The staging of the play was rather simple in my view (F works in Theatre so she will know more about this than I ever will) and consisted of a cracked concrete floor and an old-fashioned sitting room. It was safe to say that I didn’t have a clue where the play was set or time period.

It’s a weird tradition of mine to book tickets to shows without reading a synopsis, reading reviews or even watching a trailer – I like new shows to be completely fresh in my eyes.
 (© Iona Firouzabadi)
The Convert is set in 1895 Rhodesia in the living room of Chilford (play brilliantly by Stefan Adebola) an African wannabe Catholic priest who has rejected his native, African upbringing full of pagan worship. He has changed his name, accent, religion and clothes in order to fit in with the more ‘civilised’ white settlers.
His house servant Mai Tamba is an unapologetically traditional woman who refuses to give up her spiritual beliefs in favour of Catholicism. Despite Chilford’s efforts to convert her, he turns his efforts to her niece (and his new servant girl), Jekesai.
Jekasai arrives with bare breasts and no understanding of the English language, which Chilford is quick to correct. By the next few scenes, Jekasai has changed her name to Ester, now wears dresses and speaks fluent English.
Ester finds herself in a tug-of-war between her new life as a promising missionary and her old life with her family.
The white characters in the play are not physically present in the play because the play isn't about them - more about how they have left an impression on the 'savage' natives and the 'civilised' Africans who follow their Western lifestyle. I found this really cleverly written by Gurira.

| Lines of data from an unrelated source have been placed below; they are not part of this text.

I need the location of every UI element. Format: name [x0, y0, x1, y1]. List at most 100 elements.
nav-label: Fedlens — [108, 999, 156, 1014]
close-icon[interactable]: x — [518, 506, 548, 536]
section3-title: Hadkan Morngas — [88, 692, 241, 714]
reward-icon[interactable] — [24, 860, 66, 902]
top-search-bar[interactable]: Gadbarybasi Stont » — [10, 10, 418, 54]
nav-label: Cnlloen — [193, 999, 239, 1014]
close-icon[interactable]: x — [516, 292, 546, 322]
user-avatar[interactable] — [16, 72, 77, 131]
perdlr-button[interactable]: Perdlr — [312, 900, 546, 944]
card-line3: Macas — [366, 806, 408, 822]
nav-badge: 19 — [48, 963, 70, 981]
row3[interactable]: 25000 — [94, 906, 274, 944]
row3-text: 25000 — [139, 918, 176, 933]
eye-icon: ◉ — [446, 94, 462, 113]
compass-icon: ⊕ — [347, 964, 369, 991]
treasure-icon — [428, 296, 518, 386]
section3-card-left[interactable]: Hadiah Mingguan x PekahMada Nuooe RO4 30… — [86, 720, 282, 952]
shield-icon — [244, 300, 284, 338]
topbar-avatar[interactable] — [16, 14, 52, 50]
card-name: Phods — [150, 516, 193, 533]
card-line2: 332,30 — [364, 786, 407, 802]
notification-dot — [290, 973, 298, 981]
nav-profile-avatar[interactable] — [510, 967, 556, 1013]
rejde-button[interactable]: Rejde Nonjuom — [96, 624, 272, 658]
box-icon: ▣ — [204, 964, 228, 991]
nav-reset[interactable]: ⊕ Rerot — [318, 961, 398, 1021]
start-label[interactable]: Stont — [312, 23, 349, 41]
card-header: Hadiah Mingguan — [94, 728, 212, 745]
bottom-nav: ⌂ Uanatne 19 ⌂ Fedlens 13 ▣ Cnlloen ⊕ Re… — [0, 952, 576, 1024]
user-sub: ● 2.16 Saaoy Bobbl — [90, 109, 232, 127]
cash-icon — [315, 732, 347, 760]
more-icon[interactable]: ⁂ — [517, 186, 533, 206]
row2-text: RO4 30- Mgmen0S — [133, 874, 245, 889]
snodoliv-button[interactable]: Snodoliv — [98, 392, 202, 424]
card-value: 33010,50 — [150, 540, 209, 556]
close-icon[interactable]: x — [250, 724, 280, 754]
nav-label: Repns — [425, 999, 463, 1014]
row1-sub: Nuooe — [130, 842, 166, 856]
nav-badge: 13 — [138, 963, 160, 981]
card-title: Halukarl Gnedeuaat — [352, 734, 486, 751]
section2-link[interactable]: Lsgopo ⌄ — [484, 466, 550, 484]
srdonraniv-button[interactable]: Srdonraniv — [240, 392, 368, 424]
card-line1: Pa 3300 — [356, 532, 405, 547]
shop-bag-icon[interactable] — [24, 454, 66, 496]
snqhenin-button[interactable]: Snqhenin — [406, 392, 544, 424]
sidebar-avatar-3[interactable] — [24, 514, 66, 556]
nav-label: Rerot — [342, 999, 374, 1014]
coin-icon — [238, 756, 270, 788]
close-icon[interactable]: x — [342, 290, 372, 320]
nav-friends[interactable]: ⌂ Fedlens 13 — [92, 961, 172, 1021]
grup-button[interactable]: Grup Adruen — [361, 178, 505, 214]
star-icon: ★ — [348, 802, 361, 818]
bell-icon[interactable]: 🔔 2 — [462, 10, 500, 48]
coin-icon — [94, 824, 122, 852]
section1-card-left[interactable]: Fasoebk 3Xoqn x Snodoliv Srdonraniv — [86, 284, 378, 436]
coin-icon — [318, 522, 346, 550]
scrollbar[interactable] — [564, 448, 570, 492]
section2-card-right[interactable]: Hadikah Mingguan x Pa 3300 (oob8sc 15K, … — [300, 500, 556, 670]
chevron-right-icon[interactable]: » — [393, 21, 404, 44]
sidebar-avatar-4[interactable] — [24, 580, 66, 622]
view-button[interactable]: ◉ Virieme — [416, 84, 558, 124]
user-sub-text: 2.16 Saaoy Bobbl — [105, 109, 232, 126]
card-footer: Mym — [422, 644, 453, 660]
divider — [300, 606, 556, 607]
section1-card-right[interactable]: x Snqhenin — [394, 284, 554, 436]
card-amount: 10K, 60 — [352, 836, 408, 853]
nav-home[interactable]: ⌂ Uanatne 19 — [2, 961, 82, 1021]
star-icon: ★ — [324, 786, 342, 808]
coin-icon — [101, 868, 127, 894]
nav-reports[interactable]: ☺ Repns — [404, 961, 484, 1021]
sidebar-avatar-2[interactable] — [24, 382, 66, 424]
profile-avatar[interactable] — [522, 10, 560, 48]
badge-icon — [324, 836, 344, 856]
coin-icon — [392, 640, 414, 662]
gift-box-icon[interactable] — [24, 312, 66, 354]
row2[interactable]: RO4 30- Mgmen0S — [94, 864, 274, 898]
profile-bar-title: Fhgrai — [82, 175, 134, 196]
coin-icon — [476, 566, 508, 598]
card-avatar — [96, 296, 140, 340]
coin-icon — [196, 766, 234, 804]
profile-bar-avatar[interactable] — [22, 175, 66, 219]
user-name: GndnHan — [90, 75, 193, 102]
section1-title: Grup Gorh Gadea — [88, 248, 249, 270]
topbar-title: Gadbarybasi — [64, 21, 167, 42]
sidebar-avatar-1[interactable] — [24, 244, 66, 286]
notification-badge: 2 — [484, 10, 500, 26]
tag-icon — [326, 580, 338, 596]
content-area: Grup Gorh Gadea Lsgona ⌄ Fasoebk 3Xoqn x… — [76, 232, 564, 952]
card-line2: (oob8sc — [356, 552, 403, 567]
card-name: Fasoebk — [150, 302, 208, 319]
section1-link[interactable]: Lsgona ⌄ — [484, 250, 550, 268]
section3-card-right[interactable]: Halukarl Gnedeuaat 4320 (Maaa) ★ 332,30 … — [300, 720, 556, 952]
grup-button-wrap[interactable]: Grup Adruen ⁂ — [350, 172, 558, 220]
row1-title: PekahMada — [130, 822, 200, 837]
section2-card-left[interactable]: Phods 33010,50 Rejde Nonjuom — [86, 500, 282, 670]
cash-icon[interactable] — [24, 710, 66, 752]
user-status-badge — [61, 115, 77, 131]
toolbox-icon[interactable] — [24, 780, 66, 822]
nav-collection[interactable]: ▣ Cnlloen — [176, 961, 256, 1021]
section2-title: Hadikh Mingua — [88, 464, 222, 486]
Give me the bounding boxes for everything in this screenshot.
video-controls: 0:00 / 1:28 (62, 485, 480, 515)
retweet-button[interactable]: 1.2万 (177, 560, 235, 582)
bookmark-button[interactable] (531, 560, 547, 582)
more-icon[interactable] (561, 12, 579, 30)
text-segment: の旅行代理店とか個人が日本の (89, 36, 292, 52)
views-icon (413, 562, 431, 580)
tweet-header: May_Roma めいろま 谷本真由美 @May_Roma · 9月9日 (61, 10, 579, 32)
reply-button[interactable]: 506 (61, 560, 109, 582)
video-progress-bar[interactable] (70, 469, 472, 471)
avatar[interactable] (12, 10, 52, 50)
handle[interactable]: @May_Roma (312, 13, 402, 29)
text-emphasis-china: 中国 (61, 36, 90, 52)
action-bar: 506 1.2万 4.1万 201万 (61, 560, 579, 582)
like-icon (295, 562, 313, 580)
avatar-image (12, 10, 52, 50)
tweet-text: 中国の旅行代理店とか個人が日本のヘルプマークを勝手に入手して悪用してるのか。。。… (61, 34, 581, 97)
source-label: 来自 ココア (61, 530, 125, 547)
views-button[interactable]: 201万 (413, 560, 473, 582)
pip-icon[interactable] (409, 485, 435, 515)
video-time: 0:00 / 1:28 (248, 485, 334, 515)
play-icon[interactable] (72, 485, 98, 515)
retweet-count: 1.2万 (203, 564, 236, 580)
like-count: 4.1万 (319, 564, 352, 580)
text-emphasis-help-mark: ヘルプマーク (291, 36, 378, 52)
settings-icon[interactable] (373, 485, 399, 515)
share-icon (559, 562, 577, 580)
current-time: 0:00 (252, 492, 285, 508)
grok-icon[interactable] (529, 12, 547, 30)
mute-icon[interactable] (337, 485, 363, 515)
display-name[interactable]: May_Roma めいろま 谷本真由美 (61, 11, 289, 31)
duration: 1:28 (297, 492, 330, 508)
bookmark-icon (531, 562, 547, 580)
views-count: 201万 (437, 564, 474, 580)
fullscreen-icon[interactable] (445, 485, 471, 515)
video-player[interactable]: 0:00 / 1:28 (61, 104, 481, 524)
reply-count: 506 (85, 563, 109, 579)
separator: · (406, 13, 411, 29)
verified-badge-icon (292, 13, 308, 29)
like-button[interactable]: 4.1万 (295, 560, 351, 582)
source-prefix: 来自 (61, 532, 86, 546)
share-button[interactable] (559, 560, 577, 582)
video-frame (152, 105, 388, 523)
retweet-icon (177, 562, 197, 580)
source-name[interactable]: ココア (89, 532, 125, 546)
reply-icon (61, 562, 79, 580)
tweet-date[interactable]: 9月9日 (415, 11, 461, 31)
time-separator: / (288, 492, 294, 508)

I could not stop thinking about the show for days afterwards and what surprised me the most was the playwright. It's extremely tense but broken up with pockets of hilarious dialogue and gestures.
The acting was sublime - honestly stunning. It has been a while since I've seen a show where I can't fault a single thing about it. It was an honour to be in the presence of those seven actors - they blew my mind!
Although it was the Young Person's Night, the audience was a melting pot of all races, genders and ages - I love when theatre brings us all together like this.
All this time, I just automatically assumed that the person who wrote The Convert was a middle-aged East African man – I was wrong.
It was written by American actress, Danai Gurira (Michonne on The Walking Dead), who also penned the award-winning Broadway play, Eclipsed, starring Lupita Nyong’o. 

View the trailer below:

The sold-out show ends today (weeps), but I recommend buying and reading the play - it's genius.
Oh and by the way… I GOT HAMILTON TICKETS… for summer 2018, when I’m back to all the happy-clappy musicals. I just couldn’t help myself.